I haven't seen tidyr, I will have to check it out!

@dhaine I completely agree with you. It's not helpful for novices to compare to other languages (unless they come from a Comp Sci background), but we also shouldn't be advocating any one language as the be-all and end-all solution.

@gavinsimpson stringsAsFactors is a doubled edged sword, its good for making sure categorical data is handled correctly, but I've been bitten a number of times in the past where its clobbered my id column (where row.names=1 hasn't automatically worked), and has caused problems downstream when merging data frames, or making conclusions about which variables are significant.

On giving motivating examples, I believe @gvwilson 's intention was to have the pitches to be quite short, ~3 mins each. See pitch.html for the swcarpentry pitch, its quite short, so I'm not sure how much room there is for a motivating example.

gavinsimpson commented 10 years ago

@sritchie73 as a pitch, you aren't going to need to explain what each line of code does, you just need to explain the general steps (KDE in line 1, bootstrap on lines 4-7, CI on line 8, rest plotting in the above example), point to the efficiency of the small amount of code needed to do this and point to the result. We don't even need to have just one example but perhaps a few to choose from or insert your own favorite.

The pitch needs to be more than trust me on these things language x is great because it will save you time / allow you to do x, y, & z once you've invested a bit of time learning. At least that's been my experience.

My point re stringsAsFactors is that your personal experience with this shouldn't colour the presentation. If you mention it at all you need to indicate the utility of the default and point out the negative that it might result in data being stored in factor rather than character formats. To be honest, if you don't have time to include a great motivating example why are we even discussing a minor gotcha that is quick to work around in the pitch? There are far more important negative sides to R like relative slow speed, inconsistent function and argument naming in the base language and functionality, etc.

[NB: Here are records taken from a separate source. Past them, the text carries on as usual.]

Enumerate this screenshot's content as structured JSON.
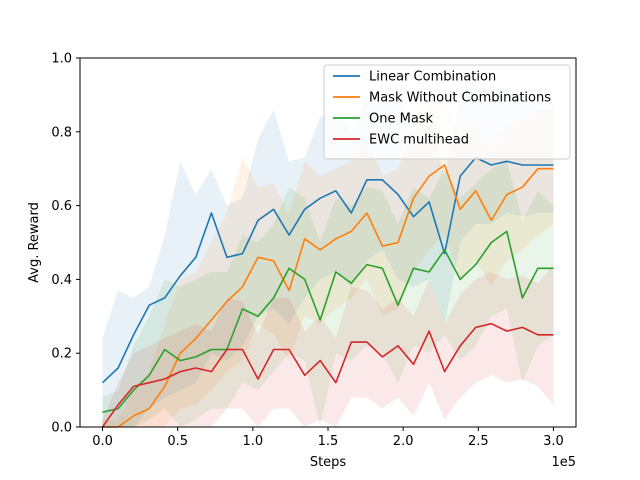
{
  "chart_data": {
    "type": "line",
    "xlabel": "Steps",
    "ylabel": "Avg. Reward",
    "x_offset_label": "1e5",
    "xlim": [
      -0.15,
      3.15
    ],
    "ylim": [
      0.0,
      1.0
    ],
    "x_unit_multiplier": 100000,
    "xticks": [
      0.0,
      0.5,
      1.0,
      1.5,
      2.0,
      2.5,
      3.0
    ],
    "xtick_labels": [
      "0.0",
      "0.5",
      "1.0",
      "1.5",
      "2.0",
      "2.5",
      "3.0"
    ],
    "yticks": [
      0.0,
      0.2,
      0.4,
      0.6,
      0.8,
      1.0
    ],
    "ytick_labels": [
      "0.0",
      "0.2",
      "0.4",
      "0.6",
      "0.8",
      "1.0"
    ],
    "grid": false,
    "legend_position": "top-right",
    "x": [
      0.0,
      0.1034,
      0.2069,
      0.3103,
      0.4138,
      0.5172,
      0.6207,
      0.7241,
      0.8276,
      0.931,
      1.0345,
      1.1379,
      1.2414,
      1.3448,
      1.4483,
      1.5517,
      1.6552,
      1.7586,
      1.8621,
      1.9655,
      2.069,
      2.1724,
      2.2759,
      2.3793,
      2.4828,
      2.5862,
      2.6897,
      2.7931,
      2.8966,
      3.0
    ],
    "series": [
      {
        "name": "Linear Combination",
        "color": "#1f77b4",
        "values": [
          0.12,
          0.16,
          0.25,
          0.33,
          0.35,
          0.41,
          0.46,
          0.58,
          0.46,
          0.47,
          0.56,
          0.59,
          0.52,
          0.59,
          0.62,
          0.64,
          0.58,
          0.67,
          0.67,
          0.63,
          0.57,
          0.61,
          0.47,
          0.68,
          0.73,
          0.71,
          0.72,
          0.71,
          0.71,
          0.71
        ],
        "lower": [
          0.0,
          0.0,
          0.0,
          0.05,
          0.08,
          0.1,
          0.12,
          0.2,
          0.18,
          0.22,
          0.3,
          0.32,
          0.28,
          0.35,
          0.4,
          0.42,
          0.38,
          0.45,
          0.48,
          0.4,
          0.38,
          0.4,
          0.28,
          0.5,
          0.55,
          0.55,
          0.58,
          0.57,
          0.58,
          0.58
        ],
        "upper": [
          0.24,
          0.37,
          0.35,
          0.38,
          0.52,
          0.72,
          0.63,
          0.7,
          0.6,
          0.62,
          0.78,
          0.86,
          0.72,
          0.73,
          0.84,
          0.86,
          0.8,
          0.9,
          0.88,
          0.9,
          0.8,
          0.85,
          0.68,
          0.9,
          0.93,
          0.92,
          0.92,
          0.88,
          0.9,
          0.88
        ]
      },
      {
        "name": "Mask Without Combinations",
        "color": "#ff7f0e",
        "values": [
          0.0,
          0.0,
          0.03,
          0.05,
          0.11,
          0.2,
          0.24,
          0.29,
          0.34,
          0.38,
          0.46,
          0.45,
          0.37,
          0.51,
          0.48,
          0.51,
          0.53,
          0.58,
          0.49,
          0.5,
          0.62,
          0.68,
          0.71,
          0.59,
          0.64,
          0.56,
          0.63,
          0.65,
          0.7,
          0.7
        ],
        "lower": [
          0.0,
          0.0,
          0.0,
          0.0,
          0.0,
          0.05,
          0.06,
          0.1,
          0.15,
          0.18,
          0.28,
          0.25,
          0.18,
          0.3,
          0.28,
          0.32,
          0.35,
          0.4,
          0.3,
          0.32,
          0.42,
          0.48,
          0.52,
          0.4,
          0.45,
          0.38,
          0.45,
          0.48,
          0.52,
          0.55
        ],
        "upper": [
          0.02,
          0.02,
          0.1,
          0.15,
          0.28,
          0.4,
          0.42,
          0.5,
          0.58,
          0.73,
          0.65,
          0.66,
          0.58,
          0.72,
          0.68,
          0.7,
          0.72,
          0.78,
          0.68,
          0.7,
          0.82,
          0.88,
          0.9,
          0.78,
          0.84,
          0.76,
          0.82,
          0.84,
          0.86,
          0.86
        ]
      },
      {
        "name": "One Mask",
        "color": "#2ca02c",
        "values": [
          0.04,
          0.05,
          0.1,
          0.14,
          0.21,
          0.18,
          0.19,
          0.21,
          0.21,
          0.32,
          0.3,
          0.35,
          0.43,
          0.4,
          0.29,
          0.42,
          0.39,
          0.44,
          0.43,
          0.33,
          0.43,
          0.42,
          0.48,
          0.4,
          0.44,
          0.5,
          0.53,
          0.35,
          0.43,
          0.43
        ],
        "lower": [
          0.0,
          0.0,
          0.0,
          0.02,
          0.05,
          0.0,
          0.02,
          0.05,
          0.05,
          0.12,
          0.1,
          0.15,
          0.2,
          0.18,
          0.0,
          0.2,
          0.18,
          0.22,
          0.2,
          0.12,
          0.22,
          0.2,
          0.25,
          0.18,
          0.22,
          0.3,
          0.32,
          0.12,
          0.22,
          0.25
        ],
        "upper": [
          0.08,
          0.1,
          0.22,
          0.3,
          0.4,
          0.38,
          0.4,
          0.42,
          0.42,
          0.52,
          0.5,
          0.55,
          0.65,
          0.62,
          0.5,
          0.62,
          0.6,
          0.65,
          0.64,
          0.55,
          0.65,
          0.62,
          0.7,
          0.62,
          0.66,
          0.7,
          0.72,
          0.56,
          0.64,
          0.6
        ]
      },
      {
        "name": "EWC multihead",
        "color": "#d62728",
        "values": [
          0.0,
          0.06,
          0.11,
          0.12,
          0.13,
          0.15,
          0.16,
          0.15,
          0.21,
          0.21,
          0.13,
          0.21,
          0.21,
          0.14,
          0.18,
          0.12,
          0.23,
          0.23,
          0.19,
          0.22,
          0.17,
          0.26,
          0.15,
          0.22,
          0.27,
          0.28,
          0.26,
          0.27,
          0.25,
          0.25
        ],
        "lower": [
          0.0,
          0.0,
          0.0,
          0.0,
          0.0,
          0.0,
          0.0,
          0.0,
          0.05,
          0.05,
          0.0,
          0.05,
          0.05,
          0.0,
          0.02,
          0.0,
          0.08,
          0.08,
          0.05,
          0.08,
          0.03,
          0.12,
          0.02,
          0.08,
          0.12,
          0.14,
          0.12,
          0.13,
          0.11,
          0.06
        ],
        "upper": [
          0.02,
          0.12,
          0.2,
          0.22,
          0.24,
          0.26,
          0.28,
          0.26,
          0.35,
          0.34,
          0.25,
          0.35,
          0.35,
          0.26,
          0.3,
          0.24,
          0.38,
          0.37,
          0.32,
          0.35,
          0.3,
          0.4,
          0.28,
          0.36,
          0.4,
          0.42,
          0.4,
          0.41,
          0.39,
          0.44
        ]
      }
    ]
  }
}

Re your reply to @dhaine I agree that knowing about a range of languages is helpful, right tool for the job and all, but that doesn't mean R isn't an easy or useful language for data manipulation/processing. This isn't a negative against R, it isn't bad at data processing.

ramnathv commented 10 years ago

My 2 cents on the motivating example idea. I strongly concur with @gavinsimpson that to gain people's trust, it is best to walk the talk and show them how a few lines of code could do something for them, that would typically take many lines of code in other languages. Having a carefully curated list of examples will allow instructors to pick the one most relevant to their audience.

gvwilson commented 9 years ago

@jdblischak @dhaine Please merge if you think this is close enough.

jdblischak commented 9 years ago

My understanding is that this content is being merged into #628.